Happy Tuesday, bibliophiles!
When we first started doing social distancing, I spent waaaaaaay too long on Libby trying to find books to borrow on my Kindle. I had kept The Scorpion Rules on my TBR for a while, and I’d forgotten about it until I checked it out. My expectations were low to average, but this novel truly sets itself apart in the YA dystopian genre!
Enjoy this week’s review!
The Scorpion Rules (Prisoners of Peace, #1)
For most of her life, Greta Stuart has known her fate would be an early death. As the Crown Princess of her nation, which grew out of what was once Canada, she is held hostage with all of the children of nobility in the Precepture. If their parents’ nations remain at peace, their children survive. If they go to war, their children will be executed.
Now 16, Greta has become used to life among the other fellow hostages, the Children of Peace. But when Elian, the son of a new, American nation is introduced into their Precepture, the equilibrium is thrown off-balance. He seems determined for punishment, weathering torture at the hand of their robot arbitrators and openly defying the natural order set in place. Greta soon realizes that there must be some reason that Elian willingly suffers through the scars, and begins to question the authority that holds control of whether she will survive past the age of 18.
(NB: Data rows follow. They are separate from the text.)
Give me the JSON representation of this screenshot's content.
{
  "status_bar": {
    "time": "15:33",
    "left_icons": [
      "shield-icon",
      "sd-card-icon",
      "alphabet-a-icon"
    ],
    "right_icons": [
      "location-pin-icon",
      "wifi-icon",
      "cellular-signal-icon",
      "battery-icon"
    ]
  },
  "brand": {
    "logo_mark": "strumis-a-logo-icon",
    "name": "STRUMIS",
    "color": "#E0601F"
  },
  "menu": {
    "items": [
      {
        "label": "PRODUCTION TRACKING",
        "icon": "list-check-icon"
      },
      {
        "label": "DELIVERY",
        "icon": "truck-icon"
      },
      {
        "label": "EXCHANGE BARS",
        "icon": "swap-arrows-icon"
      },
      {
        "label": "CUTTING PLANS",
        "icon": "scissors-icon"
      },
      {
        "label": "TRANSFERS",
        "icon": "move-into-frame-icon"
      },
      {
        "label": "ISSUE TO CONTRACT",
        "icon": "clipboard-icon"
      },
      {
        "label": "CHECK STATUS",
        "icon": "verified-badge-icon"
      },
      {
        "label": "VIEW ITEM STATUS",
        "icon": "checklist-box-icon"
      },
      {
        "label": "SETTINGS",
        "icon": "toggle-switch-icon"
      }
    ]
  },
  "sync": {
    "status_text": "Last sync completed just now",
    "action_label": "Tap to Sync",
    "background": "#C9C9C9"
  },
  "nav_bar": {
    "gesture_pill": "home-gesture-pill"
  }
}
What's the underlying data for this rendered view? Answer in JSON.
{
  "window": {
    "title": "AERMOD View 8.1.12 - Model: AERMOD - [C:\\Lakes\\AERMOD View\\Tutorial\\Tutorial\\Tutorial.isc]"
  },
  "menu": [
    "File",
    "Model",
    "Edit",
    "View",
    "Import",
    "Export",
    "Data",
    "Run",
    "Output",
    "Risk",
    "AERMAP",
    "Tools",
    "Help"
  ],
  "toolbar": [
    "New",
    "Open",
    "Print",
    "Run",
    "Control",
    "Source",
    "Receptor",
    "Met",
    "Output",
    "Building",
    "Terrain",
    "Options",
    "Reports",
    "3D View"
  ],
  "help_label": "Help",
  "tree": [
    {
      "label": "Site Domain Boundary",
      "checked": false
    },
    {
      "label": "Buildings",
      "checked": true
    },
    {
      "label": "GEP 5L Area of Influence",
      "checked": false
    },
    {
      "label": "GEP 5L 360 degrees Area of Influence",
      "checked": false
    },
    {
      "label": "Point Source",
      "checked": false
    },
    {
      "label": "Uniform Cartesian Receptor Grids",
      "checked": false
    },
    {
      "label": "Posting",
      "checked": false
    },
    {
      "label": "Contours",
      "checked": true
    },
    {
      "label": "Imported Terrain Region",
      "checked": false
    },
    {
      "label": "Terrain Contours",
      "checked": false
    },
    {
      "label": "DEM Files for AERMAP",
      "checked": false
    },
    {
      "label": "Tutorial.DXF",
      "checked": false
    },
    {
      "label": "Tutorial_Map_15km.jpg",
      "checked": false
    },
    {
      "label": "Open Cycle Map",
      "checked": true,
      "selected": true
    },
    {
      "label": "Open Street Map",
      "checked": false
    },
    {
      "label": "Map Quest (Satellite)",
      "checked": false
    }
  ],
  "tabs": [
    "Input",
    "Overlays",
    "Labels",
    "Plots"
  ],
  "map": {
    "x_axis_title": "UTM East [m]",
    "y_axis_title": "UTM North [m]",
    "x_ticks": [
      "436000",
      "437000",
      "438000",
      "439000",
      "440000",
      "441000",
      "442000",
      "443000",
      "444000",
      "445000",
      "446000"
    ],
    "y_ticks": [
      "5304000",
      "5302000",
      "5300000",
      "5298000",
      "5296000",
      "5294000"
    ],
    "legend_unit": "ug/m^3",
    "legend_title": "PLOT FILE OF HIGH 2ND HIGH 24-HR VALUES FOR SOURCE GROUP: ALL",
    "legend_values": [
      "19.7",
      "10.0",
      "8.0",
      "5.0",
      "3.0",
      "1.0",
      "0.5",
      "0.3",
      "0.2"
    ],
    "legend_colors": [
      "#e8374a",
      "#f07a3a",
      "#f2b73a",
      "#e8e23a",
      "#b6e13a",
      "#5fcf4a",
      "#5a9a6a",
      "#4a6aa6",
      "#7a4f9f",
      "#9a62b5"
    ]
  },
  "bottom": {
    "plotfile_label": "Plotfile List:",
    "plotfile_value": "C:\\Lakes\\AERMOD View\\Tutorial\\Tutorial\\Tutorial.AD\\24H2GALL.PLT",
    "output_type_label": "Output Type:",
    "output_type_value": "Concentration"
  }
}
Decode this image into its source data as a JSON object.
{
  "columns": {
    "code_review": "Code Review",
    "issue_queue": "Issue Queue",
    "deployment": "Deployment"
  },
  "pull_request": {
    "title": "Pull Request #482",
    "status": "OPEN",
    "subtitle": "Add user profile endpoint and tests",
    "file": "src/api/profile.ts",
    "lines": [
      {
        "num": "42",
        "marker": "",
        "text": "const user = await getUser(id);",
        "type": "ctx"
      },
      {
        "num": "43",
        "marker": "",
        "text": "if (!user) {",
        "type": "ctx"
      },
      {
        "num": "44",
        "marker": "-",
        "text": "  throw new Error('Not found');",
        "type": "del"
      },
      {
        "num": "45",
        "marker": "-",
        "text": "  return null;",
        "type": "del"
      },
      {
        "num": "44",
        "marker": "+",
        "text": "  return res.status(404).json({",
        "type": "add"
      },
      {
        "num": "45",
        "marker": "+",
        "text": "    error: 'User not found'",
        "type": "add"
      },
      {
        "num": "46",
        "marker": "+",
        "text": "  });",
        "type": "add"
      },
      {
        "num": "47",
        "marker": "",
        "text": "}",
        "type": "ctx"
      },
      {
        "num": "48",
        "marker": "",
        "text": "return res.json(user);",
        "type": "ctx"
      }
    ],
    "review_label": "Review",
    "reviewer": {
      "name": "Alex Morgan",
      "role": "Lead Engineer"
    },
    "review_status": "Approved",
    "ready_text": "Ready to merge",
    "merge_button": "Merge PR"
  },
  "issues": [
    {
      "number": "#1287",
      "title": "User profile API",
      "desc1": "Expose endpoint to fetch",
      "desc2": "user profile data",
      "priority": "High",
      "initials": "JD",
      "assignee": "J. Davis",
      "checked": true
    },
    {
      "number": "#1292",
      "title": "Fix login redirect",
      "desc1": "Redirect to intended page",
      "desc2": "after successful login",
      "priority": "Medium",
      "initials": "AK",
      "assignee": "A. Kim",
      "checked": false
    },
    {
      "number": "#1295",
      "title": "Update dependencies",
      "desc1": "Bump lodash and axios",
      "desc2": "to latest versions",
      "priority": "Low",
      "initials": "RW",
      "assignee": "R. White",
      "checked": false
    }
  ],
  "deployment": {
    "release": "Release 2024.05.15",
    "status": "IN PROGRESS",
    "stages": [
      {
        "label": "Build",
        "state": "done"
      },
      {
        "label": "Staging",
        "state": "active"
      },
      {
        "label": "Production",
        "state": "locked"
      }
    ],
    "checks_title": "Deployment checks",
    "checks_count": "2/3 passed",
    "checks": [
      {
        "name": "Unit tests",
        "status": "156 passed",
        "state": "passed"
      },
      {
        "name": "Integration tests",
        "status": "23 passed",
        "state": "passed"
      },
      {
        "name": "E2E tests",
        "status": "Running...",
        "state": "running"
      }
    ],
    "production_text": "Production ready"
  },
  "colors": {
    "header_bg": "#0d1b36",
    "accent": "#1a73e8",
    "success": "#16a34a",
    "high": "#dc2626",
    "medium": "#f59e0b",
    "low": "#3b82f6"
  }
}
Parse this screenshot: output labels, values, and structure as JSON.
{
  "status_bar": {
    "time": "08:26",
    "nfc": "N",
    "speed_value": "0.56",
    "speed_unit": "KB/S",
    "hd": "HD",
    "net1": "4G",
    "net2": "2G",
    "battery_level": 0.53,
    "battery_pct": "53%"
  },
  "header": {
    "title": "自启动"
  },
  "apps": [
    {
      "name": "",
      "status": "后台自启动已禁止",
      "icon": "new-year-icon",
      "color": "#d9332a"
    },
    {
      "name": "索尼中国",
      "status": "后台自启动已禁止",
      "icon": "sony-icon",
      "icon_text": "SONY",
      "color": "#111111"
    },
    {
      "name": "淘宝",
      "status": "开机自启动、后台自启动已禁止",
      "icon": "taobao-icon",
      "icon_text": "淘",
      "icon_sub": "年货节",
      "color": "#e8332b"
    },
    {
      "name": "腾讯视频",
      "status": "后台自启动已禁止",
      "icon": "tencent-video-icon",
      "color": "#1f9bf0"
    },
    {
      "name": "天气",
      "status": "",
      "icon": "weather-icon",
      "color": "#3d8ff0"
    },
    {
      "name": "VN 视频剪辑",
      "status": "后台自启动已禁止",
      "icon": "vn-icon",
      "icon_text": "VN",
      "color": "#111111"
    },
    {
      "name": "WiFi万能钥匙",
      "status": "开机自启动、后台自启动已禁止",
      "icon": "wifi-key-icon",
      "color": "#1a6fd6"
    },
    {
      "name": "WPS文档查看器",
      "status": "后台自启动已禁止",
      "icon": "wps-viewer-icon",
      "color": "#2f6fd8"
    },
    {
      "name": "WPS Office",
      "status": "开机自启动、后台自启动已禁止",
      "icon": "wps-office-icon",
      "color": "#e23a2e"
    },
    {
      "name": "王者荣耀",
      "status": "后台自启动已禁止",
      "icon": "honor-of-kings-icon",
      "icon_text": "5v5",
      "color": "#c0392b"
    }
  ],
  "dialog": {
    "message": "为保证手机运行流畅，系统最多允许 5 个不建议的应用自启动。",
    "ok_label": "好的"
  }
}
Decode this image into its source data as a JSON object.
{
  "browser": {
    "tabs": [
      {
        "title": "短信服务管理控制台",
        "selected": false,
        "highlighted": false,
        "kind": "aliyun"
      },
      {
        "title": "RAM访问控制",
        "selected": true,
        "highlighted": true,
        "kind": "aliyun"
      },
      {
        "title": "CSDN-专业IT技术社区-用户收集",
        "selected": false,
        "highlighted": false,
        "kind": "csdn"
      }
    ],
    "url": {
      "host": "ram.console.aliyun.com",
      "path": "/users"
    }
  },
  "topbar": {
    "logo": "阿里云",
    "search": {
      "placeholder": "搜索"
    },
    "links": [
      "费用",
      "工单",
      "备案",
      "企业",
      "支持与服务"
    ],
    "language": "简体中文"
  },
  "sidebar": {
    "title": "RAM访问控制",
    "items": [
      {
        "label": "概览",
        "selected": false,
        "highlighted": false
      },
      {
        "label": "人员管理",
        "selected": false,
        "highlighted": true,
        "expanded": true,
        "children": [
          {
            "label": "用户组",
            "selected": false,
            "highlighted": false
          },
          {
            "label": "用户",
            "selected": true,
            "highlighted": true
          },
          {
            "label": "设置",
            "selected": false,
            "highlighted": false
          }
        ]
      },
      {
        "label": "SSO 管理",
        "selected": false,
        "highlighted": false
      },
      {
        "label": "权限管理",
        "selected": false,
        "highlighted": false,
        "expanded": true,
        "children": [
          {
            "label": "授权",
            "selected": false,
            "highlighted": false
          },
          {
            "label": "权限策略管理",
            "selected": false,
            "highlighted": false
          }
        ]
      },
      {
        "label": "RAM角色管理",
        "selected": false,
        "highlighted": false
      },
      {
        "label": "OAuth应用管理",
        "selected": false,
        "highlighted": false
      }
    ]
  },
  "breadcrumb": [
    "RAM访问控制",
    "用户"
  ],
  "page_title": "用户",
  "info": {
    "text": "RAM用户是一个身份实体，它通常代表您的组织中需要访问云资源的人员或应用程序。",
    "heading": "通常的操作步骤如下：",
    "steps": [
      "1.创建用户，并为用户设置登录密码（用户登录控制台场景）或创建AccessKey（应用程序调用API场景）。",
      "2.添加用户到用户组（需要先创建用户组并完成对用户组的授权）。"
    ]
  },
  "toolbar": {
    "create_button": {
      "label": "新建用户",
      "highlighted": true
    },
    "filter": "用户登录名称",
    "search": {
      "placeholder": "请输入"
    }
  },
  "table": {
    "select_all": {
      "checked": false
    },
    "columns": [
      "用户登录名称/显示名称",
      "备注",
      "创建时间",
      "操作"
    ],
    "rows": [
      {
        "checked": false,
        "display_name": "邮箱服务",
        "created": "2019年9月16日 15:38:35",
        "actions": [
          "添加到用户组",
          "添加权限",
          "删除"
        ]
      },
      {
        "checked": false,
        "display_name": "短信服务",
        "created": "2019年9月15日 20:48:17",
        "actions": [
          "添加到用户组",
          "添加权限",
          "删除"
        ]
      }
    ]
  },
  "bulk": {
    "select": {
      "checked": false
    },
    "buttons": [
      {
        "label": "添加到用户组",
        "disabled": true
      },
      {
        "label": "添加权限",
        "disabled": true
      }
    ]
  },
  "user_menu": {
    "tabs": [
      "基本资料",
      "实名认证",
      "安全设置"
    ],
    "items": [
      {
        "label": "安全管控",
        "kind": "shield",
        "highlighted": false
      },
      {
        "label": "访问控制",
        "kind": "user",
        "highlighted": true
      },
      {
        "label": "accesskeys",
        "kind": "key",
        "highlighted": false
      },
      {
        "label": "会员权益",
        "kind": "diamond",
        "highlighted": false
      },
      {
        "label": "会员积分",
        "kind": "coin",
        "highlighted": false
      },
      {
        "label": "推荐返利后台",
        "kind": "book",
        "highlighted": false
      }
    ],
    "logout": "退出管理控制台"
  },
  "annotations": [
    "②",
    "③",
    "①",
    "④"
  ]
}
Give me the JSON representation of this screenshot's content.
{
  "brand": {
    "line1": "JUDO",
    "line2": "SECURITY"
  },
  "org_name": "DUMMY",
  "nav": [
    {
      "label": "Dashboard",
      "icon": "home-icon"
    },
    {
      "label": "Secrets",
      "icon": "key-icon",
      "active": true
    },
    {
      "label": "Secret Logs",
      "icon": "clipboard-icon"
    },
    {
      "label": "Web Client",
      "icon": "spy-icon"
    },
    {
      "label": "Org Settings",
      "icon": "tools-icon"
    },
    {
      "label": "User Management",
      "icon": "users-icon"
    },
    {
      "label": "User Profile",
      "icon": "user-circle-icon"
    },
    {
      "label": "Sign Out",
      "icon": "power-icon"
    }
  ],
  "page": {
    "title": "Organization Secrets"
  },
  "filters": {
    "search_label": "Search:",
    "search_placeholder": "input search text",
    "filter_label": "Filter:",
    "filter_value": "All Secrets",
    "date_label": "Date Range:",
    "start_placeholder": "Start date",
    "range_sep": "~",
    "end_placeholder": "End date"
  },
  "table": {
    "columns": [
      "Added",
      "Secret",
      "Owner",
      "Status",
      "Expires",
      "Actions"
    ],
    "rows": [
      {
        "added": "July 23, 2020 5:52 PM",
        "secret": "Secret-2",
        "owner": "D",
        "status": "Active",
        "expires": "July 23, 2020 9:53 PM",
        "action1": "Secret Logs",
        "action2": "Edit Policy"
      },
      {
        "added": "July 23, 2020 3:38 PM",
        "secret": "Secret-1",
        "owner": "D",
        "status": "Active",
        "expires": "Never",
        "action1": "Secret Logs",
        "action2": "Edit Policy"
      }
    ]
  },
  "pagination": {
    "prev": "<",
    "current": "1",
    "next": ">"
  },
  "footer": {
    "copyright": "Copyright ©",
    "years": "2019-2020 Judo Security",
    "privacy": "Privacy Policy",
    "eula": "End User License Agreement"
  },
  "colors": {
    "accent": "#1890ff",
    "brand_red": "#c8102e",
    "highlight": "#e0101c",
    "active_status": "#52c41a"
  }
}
As the Precepture falls victim to the forces of Elian’s nation, Greta’s fate falls ever closer. But the odds of survival, as she soon learns, are greater than she once thought…
I’ll admit that I was somewhat desperate when I checked this one out from the Kindle library. Judging from the lowish rating on Goodreads (3.41) and some of the one-star reviews, I went in expecting to be disappointed. But I was so surprised to find every single trope in YA dystopia delightfully subverted!
The premise, in and of itself, was fairly original when it comes to dystopia, and it was incredibly well executed. The world-building was complex, but luckily didn’t fall victim to excessive info-dumping. There was clearly so much care in making a seemless, futuristic world (400 years in the future), and every detail was well thought out and well-written.
On the subject of subversion of tropes, let’s talk about that love triangle, too.
Now, you all know how much I despise love triangles. This was another element that I expected to be severely put off by, but to my surprise, the exact opposite of what the synopsis hints at ends up happening. The description’s wonderfully tricky, in that way–you’re expecting Elian to be the love interest, right?
WRONG! A few *things* do occur between Greta and Elian, but nothing that merits a relationship. I won’t spoil who Greta ends up with, but I absolutely loved it. And on that subject, A+ for the LGBTQ+ representation! (Greta is bisexual, and there is a wlw relationship in the book.)
On that subject, the characters were certainly well-written. My only issue is that there were so many Children in the Precepture that I tended to forget about some of them. Great chemistry, overall.
My only major problem in the novel was Talis, the main villain. He’s pegged as the AI overlord of this futuristic world, and yet, he acts like anything but. I get it, some of his quotes were totally hilarious, but it ended up distracting from the fact that he was the one responsible for the ruthless system that the Children of Peace have been forced into. All in all, he felt like more of a Disney villain than a robot overlord, and I hate to say that I don’t mean that as a compliment.
Overall, a surprise-filled dystopian novel that sets itself apart from the rest of the genre! Solid four stars for me!
The Scorpion Rules is part of a duology, concluding with The Swan Riders. (NOOOOOOOOO, IT’S NOT AVAILABLE ON THE KINDLE LIBRARY…[sobs])
Yep. It’s that Milkshake. THAT MILKSHAKE. THEY COVERED IT.
I LOVE IT SO MUCH
That’s it for this week’s Book Review Tuesday! Have a wonderful rest of your day, and take care of yourselves!